The price that Indian consumers pay for petrol is now almost back to where it was five years ago. The sharp increase in domestic energy prices in recent weeks is most easily explained by the unexpected rise in global crude prices this year. It is time for Indian policymakers to worry.

India had to work hard to regain economic stability after the run on the rupee in July 2013. The scare was preceded by at least three years of irresponsible fiscal management that pushed inflation into double digits and generated the widest current account deficit since the macroeconomic crisis of 1991. Two Union finance ministers—P. Chidambaram, followed by Arun Jaitley—stabilized public finances. The Reserve Bank of India (RBI) tightened monetary policy after September 2013 to bring down core inflation. The collapse in global oil prices allowed the Narendra Modi government to shed a large part of the fuel subsidies in the federal budget. It also kept minimum support prices for food items on a tight leash—though that led to painful rural deflation.

The Indian current account deficit, as a percentage of gross domestic product, does not seem like a formidable problem right now. However, it has been widening in absolute terms. The external gap in the four trailing quarters to December 2017 was around $40 billion. The annual trend is starker—the current account deficit is likely to have trebled from $15 billion in fiscal 2017 to an estimated $50 billion in fiscal 2018. Many in the financial markets are penciling a further increase of $25 billion in the current fiscal year that began three weeks ago.

How easily can India fund a $75 billion external gap this year? It has been funding its current account deficit in recent years with stable inflows from foreign direct investment. That will no longer be enough in case the recent predictions of a higher external gap turn out to be true. It is thus highly likely that dependence on more volatile portfolio investment in domestic equities and bond markets will increase in importance. A lot, then, depends on the way these portfolio inflows behave in the coming months, especially given the fact that US interest rates are clearly going up.

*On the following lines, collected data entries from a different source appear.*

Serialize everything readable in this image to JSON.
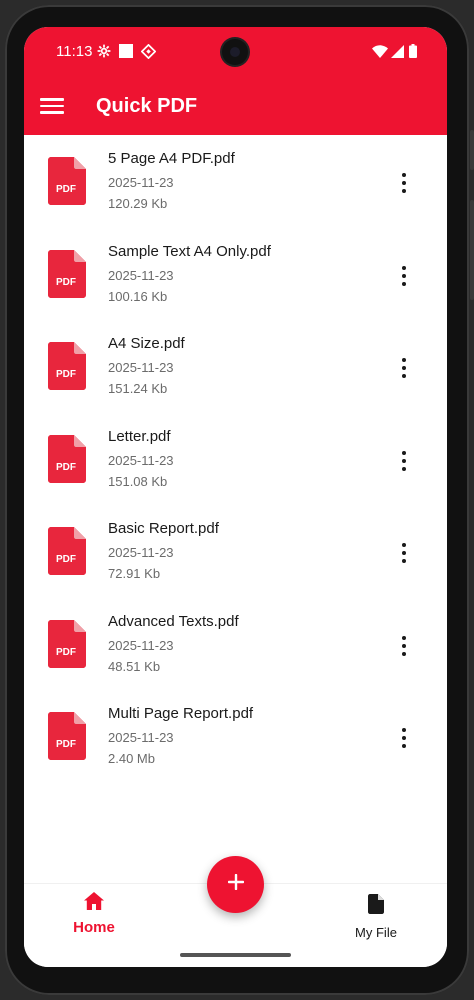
{
  "status_bar": {
    "time": "11:13",
    "icons": [
      "gear-icon",
      "square-icon",
      "diamond-icon",
      "wifi-icon",
      "signal-icon",
      "battery-icon"
    ]
  },
  "app_bar": {
    "title": "Quick PDF",
    "menu_icon": "hamburger-menu-icon"
  },
  "files": [
    {
      "name": "5 Page A4 PDF.pdf",
      "date": "2025-11-23",
      "size": "120.29 Kb",
      "icon_label": "PDF"
    },
    {
      "name": "Sample Text A4 Only.pdf",
      "date": "2025-11-23",
      "size": "100.16 Kb",
      "icon_label": "PDF"
    },
    {
      "name": "A4 Size.pdf",
      "date": "2025-11-23",
      "size": "151.24 Kb",
      "icon_label": "PDF"
    },
    {
      "name": "Letter.pdf",
      "date": "2025-11-23",
      "size": "151.08 Kb",
      "icon_label": "PDF"
    },
    {
      "name": "Basic Report.pdf",
      "date": "2025-11-23",
      "size": "72.91 Kb",
      "icon_label": "PDF"
    },
    {
      "name": "Advanced Texts.pdf",
      "date": "2025-11-23",
      "size": "48.51 Kb",
      "icon_label": "PDF"
    },
    {
      "name": "Multi Page Report.pdf",
      "date": "2025-11-23",
      "size": "2.40 Mb",
      "icon_label": "PDF"
    }
  ],
  "bottom_nav": {
    "home_label": "Home",
    "file_label": "My File",
    "active": "Home"
  },
  "fab": {
    "icon": "plus-icon"
  },
  "colors": {
    "accent": "#ee1331",
    "text": "#1a1a1a",
    "muted": "#6b6b6b"
  }
}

Historical experience suggests that portfolio flows to emerging markets such as India get hit when the US tightens its monetary policy.

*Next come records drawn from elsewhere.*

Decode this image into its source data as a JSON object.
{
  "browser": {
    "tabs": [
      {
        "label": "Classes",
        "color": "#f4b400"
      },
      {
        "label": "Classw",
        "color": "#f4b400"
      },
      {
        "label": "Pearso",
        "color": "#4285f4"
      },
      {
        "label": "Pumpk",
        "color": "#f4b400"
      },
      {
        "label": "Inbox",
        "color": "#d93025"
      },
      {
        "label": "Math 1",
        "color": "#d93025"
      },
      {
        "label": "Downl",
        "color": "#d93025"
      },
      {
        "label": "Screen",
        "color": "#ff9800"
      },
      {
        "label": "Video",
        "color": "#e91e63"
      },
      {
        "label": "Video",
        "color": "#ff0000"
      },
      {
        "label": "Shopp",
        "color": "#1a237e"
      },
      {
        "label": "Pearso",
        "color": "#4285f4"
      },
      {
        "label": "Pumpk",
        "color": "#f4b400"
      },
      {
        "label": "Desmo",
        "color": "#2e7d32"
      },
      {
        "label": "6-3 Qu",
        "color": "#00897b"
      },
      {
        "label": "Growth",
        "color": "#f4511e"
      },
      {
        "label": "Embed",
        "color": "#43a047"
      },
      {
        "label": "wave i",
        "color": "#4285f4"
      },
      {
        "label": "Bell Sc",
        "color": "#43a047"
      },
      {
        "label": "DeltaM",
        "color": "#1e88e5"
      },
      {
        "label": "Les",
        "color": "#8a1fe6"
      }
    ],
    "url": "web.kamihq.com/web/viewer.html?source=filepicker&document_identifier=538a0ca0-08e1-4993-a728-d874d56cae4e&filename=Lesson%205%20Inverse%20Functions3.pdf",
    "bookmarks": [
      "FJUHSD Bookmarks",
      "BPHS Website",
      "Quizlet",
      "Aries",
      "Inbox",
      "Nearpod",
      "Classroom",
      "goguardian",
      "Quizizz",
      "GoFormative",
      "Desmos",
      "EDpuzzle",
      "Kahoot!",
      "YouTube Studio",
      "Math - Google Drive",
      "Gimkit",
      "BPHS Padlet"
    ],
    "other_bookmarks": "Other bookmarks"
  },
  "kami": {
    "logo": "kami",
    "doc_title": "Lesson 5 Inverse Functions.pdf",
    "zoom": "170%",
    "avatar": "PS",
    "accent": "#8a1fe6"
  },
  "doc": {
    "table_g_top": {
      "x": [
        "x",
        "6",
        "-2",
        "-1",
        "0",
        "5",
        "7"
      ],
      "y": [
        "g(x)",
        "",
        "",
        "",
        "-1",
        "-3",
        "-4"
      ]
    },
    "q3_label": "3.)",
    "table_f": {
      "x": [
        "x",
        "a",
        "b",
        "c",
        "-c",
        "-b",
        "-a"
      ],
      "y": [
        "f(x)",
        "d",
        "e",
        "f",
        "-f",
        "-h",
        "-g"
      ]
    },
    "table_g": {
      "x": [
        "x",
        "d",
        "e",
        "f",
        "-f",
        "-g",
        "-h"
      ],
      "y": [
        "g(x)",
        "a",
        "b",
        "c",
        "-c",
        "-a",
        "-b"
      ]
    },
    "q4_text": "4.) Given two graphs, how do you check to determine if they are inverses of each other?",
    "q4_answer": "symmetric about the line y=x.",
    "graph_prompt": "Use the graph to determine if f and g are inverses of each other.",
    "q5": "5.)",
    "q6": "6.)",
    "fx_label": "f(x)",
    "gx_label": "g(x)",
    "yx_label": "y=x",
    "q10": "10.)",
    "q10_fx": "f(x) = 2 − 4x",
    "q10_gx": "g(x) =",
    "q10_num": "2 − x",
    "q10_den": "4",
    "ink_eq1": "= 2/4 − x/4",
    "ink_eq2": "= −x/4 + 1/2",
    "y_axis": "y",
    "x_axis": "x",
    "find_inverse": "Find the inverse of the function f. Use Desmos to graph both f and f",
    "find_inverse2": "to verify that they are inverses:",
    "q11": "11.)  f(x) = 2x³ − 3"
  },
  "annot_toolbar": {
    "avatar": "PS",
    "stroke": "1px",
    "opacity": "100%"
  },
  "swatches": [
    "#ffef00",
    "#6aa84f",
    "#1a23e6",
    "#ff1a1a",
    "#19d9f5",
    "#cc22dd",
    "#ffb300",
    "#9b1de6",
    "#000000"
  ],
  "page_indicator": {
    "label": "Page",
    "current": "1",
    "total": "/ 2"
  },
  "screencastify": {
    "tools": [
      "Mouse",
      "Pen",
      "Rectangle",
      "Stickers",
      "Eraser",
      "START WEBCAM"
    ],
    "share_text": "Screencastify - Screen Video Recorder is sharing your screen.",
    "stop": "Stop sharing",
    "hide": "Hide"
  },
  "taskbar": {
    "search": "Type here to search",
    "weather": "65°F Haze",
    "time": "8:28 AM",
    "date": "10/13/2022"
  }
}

It is still likely that global oil prices will retreat in the coming months, and the macroeconomic pressure will ease as a result. However, it is important to note that the Indian central bank has increased the base price of crude in its inflation forecast model—from the earlier $55 a barrel to $68 a barrel now. That is one sign that Indian policymakers are perhaps not expecting a sharp decline in global oil prices from their current levels. Meanwhile, yields in the bond market have also begun to inch up once again.

A lot depends on the political response from the Narendra Modi government in the months leading to the next general election before its term ends in May 2019. The Modi government has till now (quite correctly) passed on higher global oil prices to consumers. Fuel subsidies neither benefit the poor nor do they help meet climate change goals. The risk of a political backlash from the middle class cannot be ruled out in case oil prices keep climbing—feeding into general inflation. The United Progressive Alliance government led by Manmohan Singh decided to absorb higher global oil prices in the budget or through off-balance bonds issued to public sector oil companies. The first move led to further fiscal deterioration, while the second was an accounting fudge.

The Indian economy is on the recovery path. Consumer spending is strengthening but there are also some signs that private sector investment is gradually coming out of a long slump. The trick of keeping growth on track even when there are growing risks to economic stability is not an easy one to pull off. Compared to the summer of 2013, India still has modest levels of fiscal deficit, current account deficit and inflation. A large foreign exchange stash also provides better insurance against a sudden global shock.

However, rising global oil prices and a tighter US monetary policy call for greater prudence rather than policy adventurism. The choices the Modi government makes in the coming months need to be seen against this backdrop of a higher growth momentum combined with macroeconomic pressures.